3.  Enhancing Adherence and Engagement of Patients:

Activity trackers as well as smart watches are only two examples of the wearable and individualized medical equipment that can aid in the monitoring of health for both patients and doctors.

In addition to aiding in treatment adherence, these gadgets can be quite helpful. Patient compliance with prescribed treatments may influence final results. Care plans can backfire if patients aren't willing to make the necessary behavioural changes or adhere to the suggested medication schedule. Artificial intelligence's potential to personalize care has the potential to keep patients actively participating in their treatment plans. Using AI, we may notify patients of important information or provide them with content that will hopefully motivate them to take some sort of action. Companies like Livongo are aiming to provide consumers with customized "health nudges" in the form of alerts that highlight options that are beneficial to their emotional and physical well-being.

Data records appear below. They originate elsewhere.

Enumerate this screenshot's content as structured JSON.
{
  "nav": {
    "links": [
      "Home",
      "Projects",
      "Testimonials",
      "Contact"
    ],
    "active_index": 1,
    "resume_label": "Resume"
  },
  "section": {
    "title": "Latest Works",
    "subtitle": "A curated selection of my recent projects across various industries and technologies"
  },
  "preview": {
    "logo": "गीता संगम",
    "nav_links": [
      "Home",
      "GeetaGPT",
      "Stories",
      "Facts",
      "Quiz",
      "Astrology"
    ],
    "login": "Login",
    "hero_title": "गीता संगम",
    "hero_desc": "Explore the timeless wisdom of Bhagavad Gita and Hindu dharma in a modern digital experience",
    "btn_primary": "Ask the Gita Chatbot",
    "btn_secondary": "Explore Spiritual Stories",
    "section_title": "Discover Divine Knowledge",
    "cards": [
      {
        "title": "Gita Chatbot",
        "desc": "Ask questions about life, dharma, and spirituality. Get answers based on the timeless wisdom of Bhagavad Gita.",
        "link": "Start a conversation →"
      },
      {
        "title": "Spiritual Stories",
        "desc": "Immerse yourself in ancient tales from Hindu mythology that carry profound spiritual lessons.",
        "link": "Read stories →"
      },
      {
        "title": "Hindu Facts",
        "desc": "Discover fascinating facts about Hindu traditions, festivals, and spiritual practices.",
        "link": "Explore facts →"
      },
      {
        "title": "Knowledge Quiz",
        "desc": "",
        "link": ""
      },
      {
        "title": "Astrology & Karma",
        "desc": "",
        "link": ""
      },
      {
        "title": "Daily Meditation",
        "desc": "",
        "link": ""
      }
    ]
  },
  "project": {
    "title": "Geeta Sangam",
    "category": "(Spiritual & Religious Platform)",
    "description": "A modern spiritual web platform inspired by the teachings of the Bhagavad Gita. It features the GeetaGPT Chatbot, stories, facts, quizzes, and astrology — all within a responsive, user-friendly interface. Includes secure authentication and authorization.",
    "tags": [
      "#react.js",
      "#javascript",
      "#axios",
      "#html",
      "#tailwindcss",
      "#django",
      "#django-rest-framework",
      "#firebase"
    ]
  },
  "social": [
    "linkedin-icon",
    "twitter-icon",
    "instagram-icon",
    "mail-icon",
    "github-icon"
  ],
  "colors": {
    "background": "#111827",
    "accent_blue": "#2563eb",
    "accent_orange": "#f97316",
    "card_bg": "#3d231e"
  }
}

With the help of AI, we can build a self-service model for patients that is more flexible and user-friendly than ever before: a web portal that can be accessed from any mobile device. Providers can save money and patients can get all the necessary care more quickly with the support of a self-service approach.

4.  Facilitating Business Processes in Administration and Operations:

By automating some of the administrative and operational tasks, AI can help the health care system run more efficiently. One of the biggest reasons of lost productivity among physicians is the time spent recording notes and examining the electronic health records, which accounts for 34–55 percent of a doctor's workday. NLP clinical documentation systems can save up doctors' time so they can focus on patient care rather than paperwork.

AI can also help the health insurance industry. Since 80% of their claims are recognized as wrong or fraudulent by insurers, the existing method of analyzing claims is highly time-consuming. Insurers may use NLP techniques to spot problems in seconds instead of days or months.